You'll probably find the "sym" command documentation useful
http://www.cgl.ucsf.edu/chimera/docs/UsersGuide/midas/sym.html
Tom
measure rotation #0 #1
Reply log: Position of 1E6J (#1) relative to 1E6J (#0) coordinates: Matrix rotation and translation 0.96949029 -0.23745478 -0.06085881 98.69560733 0.03663564 0.38584119 -0.92183752 7.88875940 0.24237657 0.89148292 0.38276860 7.78837497 Axis 0.97552284 -0.16313335 0.14745407 Axis point 0.00000000 17.01960113 14.23231084 Rotation angle (degrees) 68.34295730 Shift along axis 96.14132684
sym #1 group h,96.14,68.34,5 axis 0.9755,-0.1631,0.14745 center 0,17.02,14.23 coord #0
Hi Joe, Hmm, well, you could measure the transformation between your first and second copies with "measure rotation." Then, if that corresponds to some symmetry group or product of groups, you could generate multiple additional copies with a single "sym" command using the "group" option.

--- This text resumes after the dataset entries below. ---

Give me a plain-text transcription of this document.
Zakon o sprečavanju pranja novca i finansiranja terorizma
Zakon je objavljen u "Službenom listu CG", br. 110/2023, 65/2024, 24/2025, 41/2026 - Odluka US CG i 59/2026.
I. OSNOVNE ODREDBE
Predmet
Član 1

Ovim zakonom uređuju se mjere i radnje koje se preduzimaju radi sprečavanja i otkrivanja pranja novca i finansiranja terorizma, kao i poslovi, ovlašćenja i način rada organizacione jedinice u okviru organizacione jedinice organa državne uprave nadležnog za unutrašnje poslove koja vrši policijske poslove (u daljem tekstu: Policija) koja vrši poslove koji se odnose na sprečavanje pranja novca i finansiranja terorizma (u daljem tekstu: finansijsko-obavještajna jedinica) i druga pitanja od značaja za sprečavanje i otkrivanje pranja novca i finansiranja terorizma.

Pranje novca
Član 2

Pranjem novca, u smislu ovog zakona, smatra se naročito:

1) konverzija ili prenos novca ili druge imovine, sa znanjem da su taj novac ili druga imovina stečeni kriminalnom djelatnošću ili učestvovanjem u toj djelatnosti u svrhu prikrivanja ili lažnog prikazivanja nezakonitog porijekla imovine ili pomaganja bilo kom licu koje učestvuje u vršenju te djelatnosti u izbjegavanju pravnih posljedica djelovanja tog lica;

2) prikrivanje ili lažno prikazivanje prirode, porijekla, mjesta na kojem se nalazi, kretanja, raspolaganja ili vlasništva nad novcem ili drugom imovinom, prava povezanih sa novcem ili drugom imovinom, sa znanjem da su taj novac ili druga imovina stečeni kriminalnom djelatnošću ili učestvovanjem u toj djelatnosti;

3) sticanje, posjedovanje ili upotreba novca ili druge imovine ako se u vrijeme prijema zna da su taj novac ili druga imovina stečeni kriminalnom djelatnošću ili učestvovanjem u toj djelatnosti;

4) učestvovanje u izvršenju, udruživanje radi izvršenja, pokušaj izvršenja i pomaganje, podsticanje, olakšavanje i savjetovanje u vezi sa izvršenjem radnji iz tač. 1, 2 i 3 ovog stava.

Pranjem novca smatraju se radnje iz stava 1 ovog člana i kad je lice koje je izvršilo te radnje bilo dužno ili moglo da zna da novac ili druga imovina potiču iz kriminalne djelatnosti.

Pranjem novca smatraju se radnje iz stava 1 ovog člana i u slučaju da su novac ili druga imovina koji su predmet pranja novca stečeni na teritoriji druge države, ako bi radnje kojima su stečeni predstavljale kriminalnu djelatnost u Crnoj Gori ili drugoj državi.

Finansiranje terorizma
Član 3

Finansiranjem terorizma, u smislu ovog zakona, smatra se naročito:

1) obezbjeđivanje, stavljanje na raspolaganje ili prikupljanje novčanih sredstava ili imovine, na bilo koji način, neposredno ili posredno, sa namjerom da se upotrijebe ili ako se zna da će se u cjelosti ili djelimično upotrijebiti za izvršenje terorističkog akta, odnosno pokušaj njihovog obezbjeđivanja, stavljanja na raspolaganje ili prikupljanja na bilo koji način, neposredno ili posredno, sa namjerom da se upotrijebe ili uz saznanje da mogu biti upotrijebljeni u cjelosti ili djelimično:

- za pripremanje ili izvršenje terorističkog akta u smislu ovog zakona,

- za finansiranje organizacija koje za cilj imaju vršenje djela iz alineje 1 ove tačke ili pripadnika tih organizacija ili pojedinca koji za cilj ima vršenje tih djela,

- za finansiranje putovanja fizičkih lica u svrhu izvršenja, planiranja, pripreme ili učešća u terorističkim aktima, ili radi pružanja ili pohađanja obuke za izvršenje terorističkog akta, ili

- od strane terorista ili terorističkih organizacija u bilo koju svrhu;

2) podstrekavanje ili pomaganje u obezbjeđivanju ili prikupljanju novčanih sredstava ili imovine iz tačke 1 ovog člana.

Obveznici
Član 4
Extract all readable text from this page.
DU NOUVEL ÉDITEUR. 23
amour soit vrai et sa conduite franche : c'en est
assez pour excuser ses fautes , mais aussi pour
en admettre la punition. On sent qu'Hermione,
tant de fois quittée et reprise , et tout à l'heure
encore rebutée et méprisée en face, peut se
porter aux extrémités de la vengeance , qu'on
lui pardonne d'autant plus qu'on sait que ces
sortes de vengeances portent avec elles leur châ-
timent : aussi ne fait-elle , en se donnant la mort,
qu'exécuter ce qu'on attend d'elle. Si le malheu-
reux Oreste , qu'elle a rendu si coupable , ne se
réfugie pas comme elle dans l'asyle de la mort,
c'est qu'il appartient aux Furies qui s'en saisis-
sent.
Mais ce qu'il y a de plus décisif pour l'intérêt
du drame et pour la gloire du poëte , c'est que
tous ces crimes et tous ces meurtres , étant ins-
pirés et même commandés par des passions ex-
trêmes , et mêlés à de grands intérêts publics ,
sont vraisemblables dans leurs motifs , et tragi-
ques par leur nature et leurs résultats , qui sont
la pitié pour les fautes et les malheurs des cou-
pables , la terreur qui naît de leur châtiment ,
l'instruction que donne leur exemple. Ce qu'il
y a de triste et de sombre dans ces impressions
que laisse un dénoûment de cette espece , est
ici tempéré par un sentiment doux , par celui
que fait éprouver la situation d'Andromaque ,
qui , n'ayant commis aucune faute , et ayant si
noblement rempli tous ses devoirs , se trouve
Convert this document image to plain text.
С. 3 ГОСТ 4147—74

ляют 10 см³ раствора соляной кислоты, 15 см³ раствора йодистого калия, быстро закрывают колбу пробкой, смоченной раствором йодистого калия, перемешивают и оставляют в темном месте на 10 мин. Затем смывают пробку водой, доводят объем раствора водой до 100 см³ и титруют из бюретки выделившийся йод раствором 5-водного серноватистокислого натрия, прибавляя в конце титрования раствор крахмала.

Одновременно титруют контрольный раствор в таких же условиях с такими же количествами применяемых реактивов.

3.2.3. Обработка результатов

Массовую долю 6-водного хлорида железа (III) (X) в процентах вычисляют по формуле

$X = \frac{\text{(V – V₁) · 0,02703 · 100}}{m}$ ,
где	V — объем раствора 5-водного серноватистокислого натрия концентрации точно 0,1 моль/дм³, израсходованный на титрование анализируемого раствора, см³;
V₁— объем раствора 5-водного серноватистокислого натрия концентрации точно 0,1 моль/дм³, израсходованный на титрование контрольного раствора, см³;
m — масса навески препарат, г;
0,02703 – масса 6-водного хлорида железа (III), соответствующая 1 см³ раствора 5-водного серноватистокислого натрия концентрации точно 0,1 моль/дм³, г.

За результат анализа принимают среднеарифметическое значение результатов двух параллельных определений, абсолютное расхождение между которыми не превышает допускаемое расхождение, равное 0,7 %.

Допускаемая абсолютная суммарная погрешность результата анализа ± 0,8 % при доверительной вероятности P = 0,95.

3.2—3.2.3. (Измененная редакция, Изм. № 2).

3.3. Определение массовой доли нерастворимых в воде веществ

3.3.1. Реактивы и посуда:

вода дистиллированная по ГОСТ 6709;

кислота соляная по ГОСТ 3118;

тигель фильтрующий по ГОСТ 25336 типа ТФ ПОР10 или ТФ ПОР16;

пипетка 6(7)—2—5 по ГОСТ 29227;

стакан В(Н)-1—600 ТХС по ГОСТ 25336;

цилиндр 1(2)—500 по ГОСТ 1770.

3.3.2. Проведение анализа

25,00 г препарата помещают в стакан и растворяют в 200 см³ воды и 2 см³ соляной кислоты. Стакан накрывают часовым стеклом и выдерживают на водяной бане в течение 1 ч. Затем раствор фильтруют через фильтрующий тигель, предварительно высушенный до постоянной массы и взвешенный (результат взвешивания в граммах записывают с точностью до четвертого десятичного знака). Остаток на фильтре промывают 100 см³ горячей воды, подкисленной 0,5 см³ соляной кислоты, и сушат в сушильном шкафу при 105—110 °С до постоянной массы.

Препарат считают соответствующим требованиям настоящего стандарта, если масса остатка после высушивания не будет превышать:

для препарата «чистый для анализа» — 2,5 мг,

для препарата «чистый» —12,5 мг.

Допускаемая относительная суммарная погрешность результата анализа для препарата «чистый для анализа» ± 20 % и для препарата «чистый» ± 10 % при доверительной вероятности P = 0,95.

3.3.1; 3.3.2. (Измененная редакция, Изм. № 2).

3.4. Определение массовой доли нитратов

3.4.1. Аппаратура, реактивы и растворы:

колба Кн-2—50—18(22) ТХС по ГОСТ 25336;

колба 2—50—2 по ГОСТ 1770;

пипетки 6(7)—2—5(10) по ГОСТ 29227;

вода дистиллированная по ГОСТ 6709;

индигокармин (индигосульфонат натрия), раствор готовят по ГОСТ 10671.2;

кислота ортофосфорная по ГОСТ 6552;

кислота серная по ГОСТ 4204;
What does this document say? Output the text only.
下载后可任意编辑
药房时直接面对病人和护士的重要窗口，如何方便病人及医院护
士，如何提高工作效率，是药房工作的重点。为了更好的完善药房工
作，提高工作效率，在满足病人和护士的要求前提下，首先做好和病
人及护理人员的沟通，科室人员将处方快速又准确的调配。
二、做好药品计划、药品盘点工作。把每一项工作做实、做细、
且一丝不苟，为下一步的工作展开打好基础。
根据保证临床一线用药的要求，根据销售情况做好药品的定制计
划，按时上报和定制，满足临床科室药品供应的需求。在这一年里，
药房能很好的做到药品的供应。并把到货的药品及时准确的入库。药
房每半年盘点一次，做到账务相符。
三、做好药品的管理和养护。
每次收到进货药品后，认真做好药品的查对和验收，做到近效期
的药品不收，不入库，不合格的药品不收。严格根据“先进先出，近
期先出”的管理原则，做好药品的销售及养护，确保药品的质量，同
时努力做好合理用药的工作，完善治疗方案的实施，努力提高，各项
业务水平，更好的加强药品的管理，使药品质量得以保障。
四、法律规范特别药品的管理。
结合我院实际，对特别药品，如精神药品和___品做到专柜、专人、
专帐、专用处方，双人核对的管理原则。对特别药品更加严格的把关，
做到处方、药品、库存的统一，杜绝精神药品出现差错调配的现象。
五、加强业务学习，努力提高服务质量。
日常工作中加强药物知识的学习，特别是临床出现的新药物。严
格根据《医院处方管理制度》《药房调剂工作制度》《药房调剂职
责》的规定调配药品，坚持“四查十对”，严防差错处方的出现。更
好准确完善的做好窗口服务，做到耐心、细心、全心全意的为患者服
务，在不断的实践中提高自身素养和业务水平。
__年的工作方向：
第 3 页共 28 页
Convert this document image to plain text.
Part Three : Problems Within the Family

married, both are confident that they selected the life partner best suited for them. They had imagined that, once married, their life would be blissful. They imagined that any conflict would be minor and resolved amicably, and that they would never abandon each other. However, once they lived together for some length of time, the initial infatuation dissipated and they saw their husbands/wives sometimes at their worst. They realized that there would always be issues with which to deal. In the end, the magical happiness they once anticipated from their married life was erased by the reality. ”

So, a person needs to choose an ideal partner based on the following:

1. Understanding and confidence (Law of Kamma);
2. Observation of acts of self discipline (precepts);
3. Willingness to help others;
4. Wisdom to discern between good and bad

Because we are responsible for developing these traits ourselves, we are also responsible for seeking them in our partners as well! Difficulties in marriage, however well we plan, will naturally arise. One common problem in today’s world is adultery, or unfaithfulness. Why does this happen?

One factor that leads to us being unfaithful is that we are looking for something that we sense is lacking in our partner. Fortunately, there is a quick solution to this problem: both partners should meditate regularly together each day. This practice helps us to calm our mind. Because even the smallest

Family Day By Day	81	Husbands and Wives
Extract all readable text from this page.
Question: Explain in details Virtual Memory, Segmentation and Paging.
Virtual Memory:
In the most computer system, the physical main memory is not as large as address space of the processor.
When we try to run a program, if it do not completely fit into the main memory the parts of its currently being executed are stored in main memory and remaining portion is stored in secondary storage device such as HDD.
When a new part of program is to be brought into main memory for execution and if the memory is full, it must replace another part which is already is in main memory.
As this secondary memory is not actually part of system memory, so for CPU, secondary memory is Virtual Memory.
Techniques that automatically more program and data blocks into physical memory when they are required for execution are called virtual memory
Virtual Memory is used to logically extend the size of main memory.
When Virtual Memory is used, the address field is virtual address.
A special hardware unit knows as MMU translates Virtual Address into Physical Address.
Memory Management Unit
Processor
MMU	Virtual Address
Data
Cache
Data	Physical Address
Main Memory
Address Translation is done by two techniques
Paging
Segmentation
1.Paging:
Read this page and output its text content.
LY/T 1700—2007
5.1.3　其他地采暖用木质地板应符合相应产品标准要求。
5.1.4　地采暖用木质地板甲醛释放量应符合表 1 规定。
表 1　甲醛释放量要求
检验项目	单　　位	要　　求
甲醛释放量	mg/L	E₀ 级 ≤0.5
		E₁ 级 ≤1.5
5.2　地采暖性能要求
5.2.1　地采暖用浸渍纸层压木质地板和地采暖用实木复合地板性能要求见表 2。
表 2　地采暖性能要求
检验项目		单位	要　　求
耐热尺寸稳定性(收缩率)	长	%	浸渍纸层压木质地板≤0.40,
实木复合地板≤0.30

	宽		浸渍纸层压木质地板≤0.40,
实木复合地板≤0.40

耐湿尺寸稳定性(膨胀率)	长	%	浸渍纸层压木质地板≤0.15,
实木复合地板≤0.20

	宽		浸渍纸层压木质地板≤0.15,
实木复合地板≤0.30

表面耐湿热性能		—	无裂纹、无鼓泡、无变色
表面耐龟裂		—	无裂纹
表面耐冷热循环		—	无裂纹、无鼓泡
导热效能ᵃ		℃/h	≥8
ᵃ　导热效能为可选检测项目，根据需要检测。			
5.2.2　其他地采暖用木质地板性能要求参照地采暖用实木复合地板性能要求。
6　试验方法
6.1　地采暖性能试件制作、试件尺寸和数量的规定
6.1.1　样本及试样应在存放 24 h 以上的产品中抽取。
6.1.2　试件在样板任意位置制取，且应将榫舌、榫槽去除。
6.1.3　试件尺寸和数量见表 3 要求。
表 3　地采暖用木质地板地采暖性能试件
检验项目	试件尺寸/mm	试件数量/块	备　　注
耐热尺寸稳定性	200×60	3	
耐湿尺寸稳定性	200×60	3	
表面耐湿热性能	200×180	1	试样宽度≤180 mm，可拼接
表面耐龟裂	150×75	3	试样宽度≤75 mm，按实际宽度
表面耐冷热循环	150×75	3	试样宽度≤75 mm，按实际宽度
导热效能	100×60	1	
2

<http://plato.cgl.ucsf.edu/chimera/docs/UsersGuide/midas/measure.html#rotation> <http://plato.cgl.ucsf.edu/chimera/docs/UsersGuide/midas/sym.html>
However, I'm not sure how easy or difficult it would be to figure out the necessary sym command from the information given in the Reply Log from the measure command, i.e. whether it is a simple helical relationship or something more complicated. Maybe a python script to repeatedly apply the transformation to additional copies would be more effective (beyond my skill set, sorry).
I'm not the most knowledgable here on this particular topic; perhaps the others will have clearer ideas of how to attack the problem, or a script. Best, Elaine ---------- Elaine C. Meng, Ph.D. UCSF Computer Graphics Lab (Chimera team) and Babbitt Lab Department of Pharmaceutical Chemistry University of California, San Francisco
On Oct 11, 2011, at 1:04 PM, Joe Ping-Lin Hsiao wrote:
Hi, I are trying to use Chimera to produce duplicates of one fibrinogen, rotate and move them, and concatenate together in a certain way. The fibrinogen looks like this (http://dl.dropbox.com/u/3757507/chimera1.png). I want to duplicate the model, and connect them in a chain (http://dl.dropbox.com/u/3757507/chimera2.png). The second image shows only two instances, but there will be more.
Currently I do it by hand, including rotating and aligning them in correct z positions. But it take a lot of time to do it because the duplicates generated by using Tools/Higher-order structure/Unit Cell are not in the same plane. I have to look back and forth in different directions to make sure them are aligned. So I are wondering is there any way to automate this process, such as apply the previous transformation to a new duplicate?